Once a duplex call is established, the processing performs, at step 404, the duplex call. The duplex call is performed by exchanging IP data packets according to a suitable Voice over IP (VOIP) protocol, such as a real time protocol (RTP), as is known to practitioners of ordinary skill in the relevant arts. While performing the duplex call, the processing of the exemplary embodiment monitors to determine, at step 406, if a simplex call request has been received. The exemplary embodiment of the present invention allows a remote terminal that is not engaged in a communications session with this station to transmit a simplex call request to this communication station via an IP message packet that conforms to the SIP protocol, as is described below. If a simplex call request is not received, the processing continues with the duplex call.
If a request for a simplex call is received, the processing advances to notifying, at step 408, the user that a request for a simplex call has been received. This notification in the exemplary embodiment includes providing a configurable visual and/or audible indication to the user of the communications station. The communications station of the exemplary embodiment is able to be configured to provide various indications as part of this notification. The user is also provided with a way of accepting or rejecting the incoming simplex call request, such as by pressing a specified button on the keypad of the communications station, as is described below.

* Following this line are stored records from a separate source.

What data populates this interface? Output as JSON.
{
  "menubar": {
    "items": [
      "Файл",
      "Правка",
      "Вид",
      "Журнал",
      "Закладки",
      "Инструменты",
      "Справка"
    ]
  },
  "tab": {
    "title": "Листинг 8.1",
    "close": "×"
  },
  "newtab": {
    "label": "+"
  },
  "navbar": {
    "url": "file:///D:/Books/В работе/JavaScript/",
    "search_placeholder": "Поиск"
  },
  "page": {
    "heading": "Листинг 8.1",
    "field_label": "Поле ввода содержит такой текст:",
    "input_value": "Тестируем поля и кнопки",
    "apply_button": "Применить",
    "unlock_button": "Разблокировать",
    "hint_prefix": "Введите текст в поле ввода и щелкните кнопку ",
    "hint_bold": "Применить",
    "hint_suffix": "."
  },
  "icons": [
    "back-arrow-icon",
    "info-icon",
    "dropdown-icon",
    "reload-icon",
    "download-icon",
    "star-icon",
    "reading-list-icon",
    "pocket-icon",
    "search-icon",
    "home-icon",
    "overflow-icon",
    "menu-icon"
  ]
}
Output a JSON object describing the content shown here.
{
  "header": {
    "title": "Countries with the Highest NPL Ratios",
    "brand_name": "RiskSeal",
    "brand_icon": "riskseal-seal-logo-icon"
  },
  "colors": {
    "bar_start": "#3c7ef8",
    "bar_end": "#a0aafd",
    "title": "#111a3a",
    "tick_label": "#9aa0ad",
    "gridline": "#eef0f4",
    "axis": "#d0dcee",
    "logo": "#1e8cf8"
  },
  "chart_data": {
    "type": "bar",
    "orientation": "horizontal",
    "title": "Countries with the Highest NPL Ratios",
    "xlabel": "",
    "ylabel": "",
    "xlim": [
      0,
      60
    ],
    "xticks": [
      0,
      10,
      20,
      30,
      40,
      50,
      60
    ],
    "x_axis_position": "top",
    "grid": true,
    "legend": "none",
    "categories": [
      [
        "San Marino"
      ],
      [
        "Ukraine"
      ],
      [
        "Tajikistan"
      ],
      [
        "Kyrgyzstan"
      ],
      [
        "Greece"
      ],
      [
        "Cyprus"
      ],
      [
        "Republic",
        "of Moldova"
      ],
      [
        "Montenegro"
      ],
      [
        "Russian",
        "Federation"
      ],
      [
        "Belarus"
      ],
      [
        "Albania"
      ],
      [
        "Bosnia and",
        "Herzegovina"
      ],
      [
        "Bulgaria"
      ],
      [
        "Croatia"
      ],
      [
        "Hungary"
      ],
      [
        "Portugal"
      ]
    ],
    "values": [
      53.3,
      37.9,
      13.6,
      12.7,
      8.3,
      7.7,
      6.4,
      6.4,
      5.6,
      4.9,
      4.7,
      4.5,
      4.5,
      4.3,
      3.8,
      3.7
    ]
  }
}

The processing then determines, at step 410, if the user of the communications station has selected to accept the incoming simplex call request. If the user has selected to not accept the simplex call, the processing advances to maintaining, at step 422, the current duplex call. The call is maintained in the processing of the exemplary embodiment by the exchange of SIP/SDP messages that are described below. This processing effectively puts the duplex call on hold, but maintains the IP session for this call over the data network.
The processing then advances to determine, at step 424, if an automatic message is to be sent in response to the simplex call request. The communications station of this embodiment is able to be configured with an automatic message that is to be sent to a remote communications station that is requesting to establish a communications session. This automatic response is able to be, for example, a voice message or a text message, that is sent to the remote station over the data network connected to this communications station. If it is determined that an automatic message is to be sent to the communications station sending the simplex call request, the processing then sends, at step 426, the preconfigured automatic message. If it is determined that an automatic message is not to be sent, the processing advances to allow, at step 428, the user of the communications station to enter or select a pre-defined message to send to the station sending the request. The processing accepts the user entered or selected message, which is a text message in the exemplary embodiment, and sends, at step 430, the message to the user sending the simplex call request.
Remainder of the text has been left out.